Lottery Winners Plead Guilty to Benefit Fruad

A couple from the North East of England kept their £250,000 UK National Lottery winnings a secret so they could claim benefits.

Newcastle Crown was told Alfred Wells, 64, and Patricia Marshall, 55, claimed £41,638 in pension credit, housing benefit and council tax benefit they were not entitled to due to the tidy sum of money they had sitting in the bank.

Wells received his £250,000 National Lottery windfall in 2008. The former South Tyneside Council worker also received a further £38,000 when he retired, but he and Marshall told benefits officers they only had between £700 and £800 in savings. The payments they received between 2008 and 2013 were calculated accordingly.
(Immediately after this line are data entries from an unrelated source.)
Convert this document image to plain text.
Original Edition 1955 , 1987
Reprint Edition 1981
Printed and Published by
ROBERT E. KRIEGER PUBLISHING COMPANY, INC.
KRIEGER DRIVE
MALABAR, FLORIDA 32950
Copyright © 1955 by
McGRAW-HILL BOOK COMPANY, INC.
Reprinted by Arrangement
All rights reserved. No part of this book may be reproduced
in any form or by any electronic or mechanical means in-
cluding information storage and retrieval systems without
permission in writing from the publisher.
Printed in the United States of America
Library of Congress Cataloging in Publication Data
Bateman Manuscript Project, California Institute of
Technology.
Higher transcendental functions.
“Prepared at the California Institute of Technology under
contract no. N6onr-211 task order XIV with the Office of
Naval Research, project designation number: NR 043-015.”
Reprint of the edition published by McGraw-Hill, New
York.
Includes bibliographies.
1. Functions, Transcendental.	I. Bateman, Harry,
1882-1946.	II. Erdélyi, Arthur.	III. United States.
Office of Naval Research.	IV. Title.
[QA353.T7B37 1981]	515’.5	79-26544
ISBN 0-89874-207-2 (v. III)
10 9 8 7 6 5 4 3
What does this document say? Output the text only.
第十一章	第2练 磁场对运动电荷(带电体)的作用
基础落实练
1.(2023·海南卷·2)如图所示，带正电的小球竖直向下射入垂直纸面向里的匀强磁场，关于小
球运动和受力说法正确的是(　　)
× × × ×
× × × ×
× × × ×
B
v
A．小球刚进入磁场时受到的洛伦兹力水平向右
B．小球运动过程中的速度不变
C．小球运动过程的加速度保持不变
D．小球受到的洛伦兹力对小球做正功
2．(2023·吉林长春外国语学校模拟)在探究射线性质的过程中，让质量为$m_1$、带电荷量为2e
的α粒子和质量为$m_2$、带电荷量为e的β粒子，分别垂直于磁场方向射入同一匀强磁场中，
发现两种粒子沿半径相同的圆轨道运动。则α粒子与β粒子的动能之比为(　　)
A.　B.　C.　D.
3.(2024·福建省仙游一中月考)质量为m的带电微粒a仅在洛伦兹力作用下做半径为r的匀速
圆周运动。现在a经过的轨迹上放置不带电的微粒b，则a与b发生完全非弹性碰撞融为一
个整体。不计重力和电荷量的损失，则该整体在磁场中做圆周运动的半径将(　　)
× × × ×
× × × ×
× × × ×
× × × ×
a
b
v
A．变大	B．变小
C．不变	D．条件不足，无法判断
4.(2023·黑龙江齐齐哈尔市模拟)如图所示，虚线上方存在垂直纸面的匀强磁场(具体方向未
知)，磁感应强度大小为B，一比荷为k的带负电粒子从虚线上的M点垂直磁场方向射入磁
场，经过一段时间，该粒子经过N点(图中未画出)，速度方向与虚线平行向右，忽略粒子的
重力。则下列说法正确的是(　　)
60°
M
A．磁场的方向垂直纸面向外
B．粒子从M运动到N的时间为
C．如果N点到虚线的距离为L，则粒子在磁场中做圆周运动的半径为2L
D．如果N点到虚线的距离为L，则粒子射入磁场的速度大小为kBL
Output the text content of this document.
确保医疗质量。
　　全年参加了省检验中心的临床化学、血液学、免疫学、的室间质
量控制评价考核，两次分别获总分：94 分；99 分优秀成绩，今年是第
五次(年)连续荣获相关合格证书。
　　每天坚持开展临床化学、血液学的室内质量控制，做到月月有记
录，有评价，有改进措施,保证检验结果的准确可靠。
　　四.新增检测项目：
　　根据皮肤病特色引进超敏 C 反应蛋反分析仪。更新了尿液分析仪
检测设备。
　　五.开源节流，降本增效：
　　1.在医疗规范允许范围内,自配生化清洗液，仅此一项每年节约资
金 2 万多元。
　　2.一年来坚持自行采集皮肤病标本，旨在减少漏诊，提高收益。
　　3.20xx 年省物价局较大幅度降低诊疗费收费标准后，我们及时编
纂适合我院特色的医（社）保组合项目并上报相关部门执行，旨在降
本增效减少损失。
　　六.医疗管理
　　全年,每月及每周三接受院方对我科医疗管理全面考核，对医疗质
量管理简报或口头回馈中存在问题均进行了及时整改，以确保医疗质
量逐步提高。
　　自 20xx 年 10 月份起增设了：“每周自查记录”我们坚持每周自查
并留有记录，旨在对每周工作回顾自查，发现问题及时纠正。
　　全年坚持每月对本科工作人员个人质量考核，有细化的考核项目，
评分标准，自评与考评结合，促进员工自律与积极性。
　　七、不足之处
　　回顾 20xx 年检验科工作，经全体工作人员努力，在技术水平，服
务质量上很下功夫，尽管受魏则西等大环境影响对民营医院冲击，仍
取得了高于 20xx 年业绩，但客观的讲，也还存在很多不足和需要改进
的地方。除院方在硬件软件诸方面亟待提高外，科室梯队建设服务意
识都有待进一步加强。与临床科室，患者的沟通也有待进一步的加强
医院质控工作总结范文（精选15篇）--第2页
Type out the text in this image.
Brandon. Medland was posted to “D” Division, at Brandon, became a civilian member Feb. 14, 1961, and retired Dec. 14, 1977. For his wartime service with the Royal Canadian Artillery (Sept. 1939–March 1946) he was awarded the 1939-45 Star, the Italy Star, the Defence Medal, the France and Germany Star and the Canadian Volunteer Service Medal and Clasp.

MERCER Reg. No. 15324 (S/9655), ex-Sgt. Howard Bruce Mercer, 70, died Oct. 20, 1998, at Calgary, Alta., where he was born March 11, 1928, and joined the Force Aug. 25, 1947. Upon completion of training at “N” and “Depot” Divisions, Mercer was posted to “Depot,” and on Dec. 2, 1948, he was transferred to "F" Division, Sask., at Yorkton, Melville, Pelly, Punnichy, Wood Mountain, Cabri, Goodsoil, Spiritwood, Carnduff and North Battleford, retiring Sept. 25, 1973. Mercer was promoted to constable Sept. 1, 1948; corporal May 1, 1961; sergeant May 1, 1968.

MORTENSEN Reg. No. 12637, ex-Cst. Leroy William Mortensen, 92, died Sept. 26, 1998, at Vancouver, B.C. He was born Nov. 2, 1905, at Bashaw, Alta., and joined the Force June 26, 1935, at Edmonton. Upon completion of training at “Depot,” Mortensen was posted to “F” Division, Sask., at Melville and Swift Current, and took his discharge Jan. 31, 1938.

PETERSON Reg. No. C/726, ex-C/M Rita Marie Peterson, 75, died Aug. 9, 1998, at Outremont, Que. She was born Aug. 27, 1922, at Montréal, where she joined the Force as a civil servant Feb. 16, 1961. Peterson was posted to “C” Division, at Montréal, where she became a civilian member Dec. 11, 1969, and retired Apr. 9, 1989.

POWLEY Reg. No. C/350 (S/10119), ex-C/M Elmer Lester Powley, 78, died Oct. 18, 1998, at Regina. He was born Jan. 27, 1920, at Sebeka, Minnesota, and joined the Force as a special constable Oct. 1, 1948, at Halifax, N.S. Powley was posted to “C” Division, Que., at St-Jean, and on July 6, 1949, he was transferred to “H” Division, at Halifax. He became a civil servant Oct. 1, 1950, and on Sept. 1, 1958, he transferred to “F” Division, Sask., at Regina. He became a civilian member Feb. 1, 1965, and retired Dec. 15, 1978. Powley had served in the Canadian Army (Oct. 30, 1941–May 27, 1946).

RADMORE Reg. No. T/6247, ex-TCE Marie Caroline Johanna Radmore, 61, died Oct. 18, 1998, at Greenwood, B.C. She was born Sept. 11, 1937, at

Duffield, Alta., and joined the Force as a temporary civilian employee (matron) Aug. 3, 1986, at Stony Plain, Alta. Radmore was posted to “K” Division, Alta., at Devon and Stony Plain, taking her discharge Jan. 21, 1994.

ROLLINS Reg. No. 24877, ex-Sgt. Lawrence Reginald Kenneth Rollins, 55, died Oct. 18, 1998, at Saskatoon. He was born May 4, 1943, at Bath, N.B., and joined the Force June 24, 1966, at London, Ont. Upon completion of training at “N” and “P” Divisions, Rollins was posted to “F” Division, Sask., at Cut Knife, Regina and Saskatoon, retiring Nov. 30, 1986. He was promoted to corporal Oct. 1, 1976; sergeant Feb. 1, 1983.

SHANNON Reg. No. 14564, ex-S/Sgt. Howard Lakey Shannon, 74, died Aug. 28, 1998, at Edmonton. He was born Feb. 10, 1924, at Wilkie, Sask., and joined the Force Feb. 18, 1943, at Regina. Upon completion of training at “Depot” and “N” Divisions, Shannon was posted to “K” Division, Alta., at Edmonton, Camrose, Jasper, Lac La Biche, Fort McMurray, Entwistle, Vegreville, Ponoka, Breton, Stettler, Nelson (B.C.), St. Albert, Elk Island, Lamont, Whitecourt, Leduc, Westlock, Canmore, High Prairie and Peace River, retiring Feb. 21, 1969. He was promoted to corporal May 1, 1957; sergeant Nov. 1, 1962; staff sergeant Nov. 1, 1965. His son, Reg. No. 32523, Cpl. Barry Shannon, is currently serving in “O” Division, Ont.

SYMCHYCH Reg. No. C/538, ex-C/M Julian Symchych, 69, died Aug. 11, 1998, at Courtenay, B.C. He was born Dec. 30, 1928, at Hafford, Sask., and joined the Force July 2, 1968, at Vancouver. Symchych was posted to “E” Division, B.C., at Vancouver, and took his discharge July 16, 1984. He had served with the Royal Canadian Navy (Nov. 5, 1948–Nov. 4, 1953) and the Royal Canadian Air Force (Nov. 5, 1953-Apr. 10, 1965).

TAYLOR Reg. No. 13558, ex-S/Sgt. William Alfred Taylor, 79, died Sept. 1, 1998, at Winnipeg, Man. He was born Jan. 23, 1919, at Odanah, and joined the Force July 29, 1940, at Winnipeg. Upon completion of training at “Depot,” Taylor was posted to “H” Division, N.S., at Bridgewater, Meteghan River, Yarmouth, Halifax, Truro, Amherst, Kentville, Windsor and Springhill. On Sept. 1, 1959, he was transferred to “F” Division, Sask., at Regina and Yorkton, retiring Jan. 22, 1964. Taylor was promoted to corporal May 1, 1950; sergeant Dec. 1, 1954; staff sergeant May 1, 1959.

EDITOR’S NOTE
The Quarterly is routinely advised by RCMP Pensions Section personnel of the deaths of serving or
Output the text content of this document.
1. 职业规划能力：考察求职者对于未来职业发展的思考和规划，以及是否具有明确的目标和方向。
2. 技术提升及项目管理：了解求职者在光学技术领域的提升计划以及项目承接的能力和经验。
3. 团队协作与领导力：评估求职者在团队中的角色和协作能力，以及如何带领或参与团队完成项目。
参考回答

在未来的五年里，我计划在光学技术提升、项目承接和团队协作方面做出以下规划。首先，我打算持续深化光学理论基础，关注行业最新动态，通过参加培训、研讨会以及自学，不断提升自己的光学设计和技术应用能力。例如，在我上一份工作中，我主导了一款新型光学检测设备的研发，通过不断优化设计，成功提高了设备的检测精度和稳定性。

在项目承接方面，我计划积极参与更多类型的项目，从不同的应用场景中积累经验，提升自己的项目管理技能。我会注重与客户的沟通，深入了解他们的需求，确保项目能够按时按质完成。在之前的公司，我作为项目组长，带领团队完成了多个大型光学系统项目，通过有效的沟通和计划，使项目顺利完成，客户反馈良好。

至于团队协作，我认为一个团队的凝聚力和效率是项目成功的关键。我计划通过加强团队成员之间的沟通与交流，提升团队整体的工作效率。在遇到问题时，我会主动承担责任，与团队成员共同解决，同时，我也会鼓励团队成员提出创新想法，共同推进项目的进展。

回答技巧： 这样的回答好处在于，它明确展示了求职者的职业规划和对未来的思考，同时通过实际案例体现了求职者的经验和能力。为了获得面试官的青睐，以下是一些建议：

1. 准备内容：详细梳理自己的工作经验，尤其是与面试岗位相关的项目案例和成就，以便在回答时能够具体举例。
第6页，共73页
Between September 2008 and December 2008 Marshall received a further £591 in housing benefit and council tax benefit by claiming she lived alone when in actual fact she was living with Wells.

When Wells won the lottery he made a generous donation to charity and also gave some money to his family, but at the time of their claim the couple had £171,000 in savings.

When they were arrested in August 2013 Wells said "All I am saying is hands up. I have been caught."

Lee Fish, prosecuting, told the court: "Both defendants were interviewed on August 1, last year, and in interview accepted that they had made these applications for benefits out of sheer greed."

"I have been an idiot, a fraudster, whatever you are going to call it," Wells admitted, pleading guilty to two counts of benefit fraud.

Marshall pleaded guilty to three counts of benefit fraud.

Judge Debbie Sherwin sentenced the couple to eight months imprisonment, suspended for two years, and they were each told they must perform 100 hours of community service and pay £170 in prosecution costs.